In an incredibly Italian story, he achieved two things. He convinced the asylum to *lend him mental patients*, to carry out the excavation. Presumably as volunteers who would do anything to get out of that place for a short time, and presumably working entirely with hand tools, and without any real training or supervision in Archaeology.

As well – as the excavation took shape – he conducted a many year long campaign to relocate a modern day soccer field that had sprung up next to the old dump – finally allowing them to fully uncover the theater. It was probably harder to evict the soccer players that it was to borrow the mental patients.

Today, you can look down while passing from one gelato shop to the next espresso stand, and snap a picture of the ruins without ever becoming aware of this strange history. This is the kind of thing that I find fascinating, and what leads me to spend an hour in the blazing sun, making this painting.
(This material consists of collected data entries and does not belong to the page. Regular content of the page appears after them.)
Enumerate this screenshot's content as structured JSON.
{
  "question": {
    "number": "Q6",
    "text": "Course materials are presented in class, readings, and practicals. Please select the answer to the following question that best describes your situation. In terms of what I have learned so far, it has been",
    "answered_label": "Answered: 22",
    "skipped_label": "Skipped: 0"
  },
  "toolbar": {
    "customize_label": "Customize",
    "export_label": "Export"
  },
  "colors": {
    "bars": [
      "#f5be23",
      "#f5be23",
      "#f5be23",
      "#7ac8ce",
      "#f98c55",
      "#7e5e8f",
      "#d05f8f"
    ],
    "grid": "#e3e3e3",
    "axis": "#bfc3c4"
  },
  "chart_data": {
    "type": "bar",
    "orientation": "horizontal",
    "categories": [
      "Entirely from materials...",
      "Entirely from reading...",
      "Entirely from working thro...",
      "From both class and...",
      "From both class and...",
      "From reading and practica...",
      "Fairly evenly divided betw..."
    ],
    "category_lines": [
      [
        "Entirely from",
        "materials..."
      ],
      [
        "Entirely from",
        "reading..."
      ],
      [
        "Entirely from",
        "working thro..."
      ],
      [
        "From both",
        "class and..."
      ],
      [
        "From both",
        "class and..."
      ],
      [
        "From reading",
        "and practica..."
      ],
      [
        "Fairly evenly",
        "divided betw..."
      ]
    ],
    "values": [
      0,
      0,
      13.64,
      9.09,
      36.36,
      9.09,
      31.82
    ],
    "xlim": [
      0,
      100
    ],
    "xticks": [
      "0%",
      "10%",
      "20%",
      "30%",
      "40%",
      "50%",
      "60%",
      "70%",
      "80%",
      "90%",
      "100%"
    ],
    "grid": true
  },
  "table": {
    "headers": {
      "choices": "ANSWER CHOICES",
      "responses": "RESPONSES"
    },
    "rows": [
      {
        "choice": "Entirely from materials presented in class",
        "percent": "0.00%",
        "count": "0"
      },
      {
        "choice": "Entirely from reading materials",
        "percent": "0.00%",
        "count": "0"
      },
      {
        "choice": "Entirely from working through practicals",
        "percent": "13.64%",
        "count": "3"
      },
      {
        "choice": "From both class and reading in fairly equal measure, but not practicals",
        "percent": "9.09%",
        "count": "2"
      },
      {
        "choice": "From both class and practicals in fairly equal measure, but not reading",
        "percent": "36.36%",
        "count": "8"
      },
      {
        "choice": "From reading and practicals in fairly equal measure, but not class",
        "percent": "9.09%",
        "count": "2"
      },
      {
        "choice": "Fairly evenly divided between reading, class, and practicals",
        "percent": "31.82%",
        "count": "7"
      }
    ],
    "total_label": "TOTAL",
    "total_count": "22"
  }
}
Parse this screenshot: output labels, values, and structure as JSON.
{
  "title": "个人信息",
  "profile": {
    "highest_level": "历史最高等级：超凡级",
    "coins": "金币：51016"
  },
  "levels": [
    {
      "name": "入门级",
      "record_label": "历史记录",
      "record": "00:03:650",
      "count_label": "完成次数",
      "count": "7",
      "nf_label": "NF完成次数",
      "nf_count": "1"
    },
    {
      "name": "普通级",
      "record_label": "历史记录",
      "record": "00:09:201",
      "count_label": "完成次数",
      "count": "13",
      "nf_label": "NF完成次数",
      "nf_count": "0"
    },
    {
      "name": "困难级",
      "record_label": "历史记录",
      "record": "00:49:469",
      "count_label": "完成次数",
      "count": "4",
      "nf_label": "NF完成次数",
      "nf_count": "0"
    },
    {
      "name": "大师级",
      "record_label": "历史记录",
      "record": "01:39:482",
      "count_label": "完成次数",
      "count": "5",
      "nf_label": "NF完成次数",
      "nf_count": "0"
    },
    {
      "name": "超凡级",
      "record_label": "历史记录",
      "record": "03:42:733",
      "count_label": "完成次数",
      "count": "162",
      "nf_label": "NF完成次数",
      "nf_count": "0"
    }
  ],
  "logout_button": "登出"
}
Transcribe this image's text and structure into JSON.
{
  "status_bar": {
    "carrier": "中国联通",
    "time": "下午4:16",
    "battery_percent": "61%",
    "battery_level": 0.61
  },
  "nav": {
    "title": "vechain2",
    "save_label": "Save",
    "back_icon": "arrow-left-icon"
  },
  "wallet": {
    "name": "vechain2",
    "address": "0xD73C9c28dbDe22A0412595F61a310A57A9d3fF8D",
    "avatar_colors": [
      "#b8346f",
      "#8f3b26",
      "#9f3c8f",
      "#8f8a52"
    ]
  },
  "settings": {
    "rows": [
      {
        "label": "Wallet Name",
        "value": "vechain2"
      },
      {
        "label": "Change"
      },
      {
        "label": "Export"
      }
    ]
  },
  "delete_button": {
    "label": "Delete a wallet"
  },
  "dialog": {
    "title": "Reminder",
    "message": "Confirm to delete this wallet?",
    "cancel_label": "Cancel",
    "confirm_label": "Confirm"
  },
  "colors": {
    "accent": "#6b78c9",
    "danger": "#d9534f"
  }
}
For the artists still reading to the end: the sketch itself was drawn in pencil to capture the complexity of the floor plan. Then, working very quickly, I painted the dry grass with a marbled mix of Sap Green and Goethite, working left to right systematically in little patches of wet on dry. The pigment Goethite (brown ocher) from Daniel Smith is quite similar to the commonplace Yellow Ocher – but I enjoy it for its opacity and extreme granulation. Effects like this patchy grass can be easily implied by the natural sedimentation of the earth tone. The shadows are mostly mixes with DS Moonglow. A cheater’s color for shadow if there ever was one.